Panic tore through the cryptocurrency market yesterday as one of the sector’s biggest firms teetered on the brink of collapse.
On a day of carnage for the industry, bitcoin crashed 20 per cent towards $23,000, its lowest level for 18 months.
The digital currency, the largest in the world, has lost two-thirds of its value since peaking at $68,000 in November last year.
Crypto crash: On a day of carnage for the digital currency industry, bitcoin crashed 20% towards $23,000, its lowest level for 18 months
Ethereum, the world’s second most valuable digital currency, fell another 30 per cent and is down 75 per cent since its peak.
The sell-off – fuelled by the threat of rising interest rates as central banks battle to tame runaway inflation – came as crypto lender Celsius Network stopped customers making withdrawals due to ‘extreme market conditions’.
The company’s own digital currency, known by its CEL ticker, plunged 55 per cent in the wake of the suspension as investors feared it could be on the brink of insolvency.
As the chaos spread, crypto exchange Binance then blocked users from accessing their bitcoin holdings.
The meltdown has left millions nursing heavy losses.
Data from the Financial Conduct Authority (FCA) published a year ago estimated around 2.3m UK investors owned cryptocurrency, equivalent to 4.4 per cent of the adult population.
One in seven of those buying crypto during the pandemic borrowed money to do so.
Susannah Streeter, senior investment and markets analyst at Hargreaves Lansdown, said: ‘Red lines on a chart belie the financial pain which this loss of value is set to cause for millions of crypto holders.
‘It’s a stark reminder that dabbling in the crypto Wild West is highly risky and investments in such assets should only be at the edges of a portfolio, with money you can afford to lose.’
Hot water: Celsius founder Alex Mashinsky and his wife Krissy. The crypto lender has stopped customers making withdrawals due to ‘extreme market conditions’
Celsius is a decentralised finance platform, meaning it allows its users to borrow or lend out their cryptocurrency in exchange for high rates of return.
The company said the move would put it in ‘a better position to honour, over time, its withdrawal obligations’.
Celsius – founded by tech entrepreneur Alex Mashinsky – is a major player in the crypto market, with around 1.7m customers, and as of last month held assets worth nearly £10billion.
The downturn has also been painful for shareholders in companies linked to the crypto industry. Nasdaq-listed digital currency exchange Coinbase fell another 9.6 per cent, taking losses since last year’s peak to nearly 90 per cent.
London-listed bitcoin miner Argo Blockchain has also slumped by close to 90 per cent since early last year.

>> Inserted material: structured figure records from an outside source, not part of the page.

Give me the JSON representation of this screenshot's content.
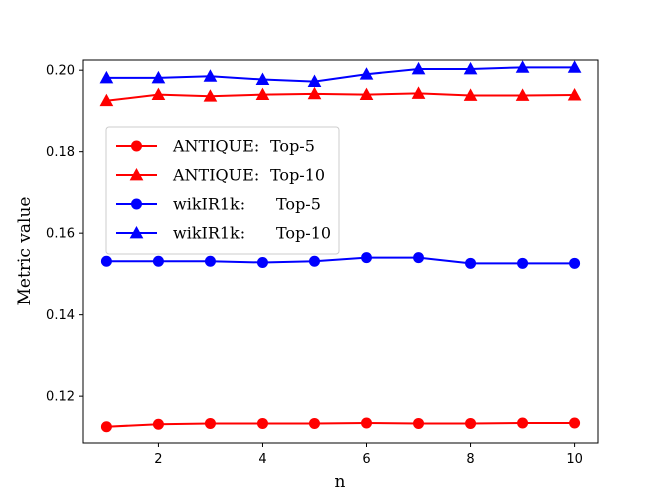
{
  "chart_data": {
    "type": "line",
    "xlabel": "n",
    "ylabel": "Metric value",
    "xlim": [
      0.55,
      10.45
    ],
    "ylim": [
      0.1085,
      0.2025
    ],
    "x_ticks": [
      2,
      4,
      6,
      8,
      10
    ],
    "x_tick_labels": [
      "2",
      "4",
      "6",
      "8",
      "10"
    ],
    "y_ticks": [
      0.12,
      0.14,
      0.16,
      0.18,
      0.2
    ],
    "y_tick_labels": [
      "0.12",
      "0.14",
      "0.16",
      "0.18",
      "0.20"
    ],
    "grid": false,
    "legend_position": "upper-left",
    "x": [
      1,
      2,
      3,
      4,
      5,
      6,
      7,
      8,
      9,
      10
    ],
    "series": [
      {
        "name": "ANTIQUE: Top-5",
        "dataset": "ANTIQUE:",
        "metric": "Top-5",
        "color": "#ff0000",
        "marker": "circle",
        "values": [
          0.1125,
          0.1131,
          0.1133,
          0.1133,
          0.1133,
          0.1134,
          0.1133,
          0.1133,
          0.1134,
          0.1134
        ]
      },
      {
        "name": "ANTIQUE: Top-10",
        "dataset": "ANTIQUE:",
        "metric": "Top-10",
        "color": "#ff0000",
        "marker": "triangle",
        "values": [
          0.1925,
          0.194,
          0.1936,
          0.194,
          0.1942,
          0.194,
          0.1943,
          0.1938,
          0.1938,
          0.1939
        ]
      },
      {
        "name": "wikIR1k: Top-5",
        "dataset": "wikIR1k:",
        "metric": "Top-5",
        "color": "#0000ff",
        "marker": "circle",
        "values": [
          0.1531,
          0.1531,
          0.1531,
          0.1528,
          0.1531,
          0.154,
          0.154,
          0.1526,
          0.1526,
          0.1526
        ]
      },
      {
        "name": "wikIR1k: Top-10",
        "dataset": "wikIR1k:",
        "metric": "Top-10",
        "color": "#0000ff",
        "marker": "triangle",
        "values": [
          0.1981,
          0.1981,
          0.1985,
          0.1977,
          0.1972,
          0.199,
          0.2003,
          0.2003,
          0.2007,
          0.2007
        ]
      }
    ]
  }
}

The sell-off came as soaring inflation, rising interest rates and the war in Ukraine sent investors fleeing high-risk assets.
The latest volatility was fuelled by worse-than-expected US inflation data last Friday, sparking fears that soaring prices would be harder to dislodge than previously expected and paving the way for the Federal Reserve to hike interest rates.
‘As inflation proves to be an even trickier opponent to beat than expected, bitcoin and ether are continuing to get a severe bruising in the ring,’ said Streeter.
The value of digital currencies boomed during the pandemic as many people invested cash saved up during lockdown.
However, regulators repeatedly warned about the risks of putting money into the crypto market, most of which is unregulated.
Last month, the FCA repeated its warning that those who bought digital currencies ‘should be prepared to lose all the money’ they invested. The watchdog cautioned that crypto products were not protected by financial compensation schemes.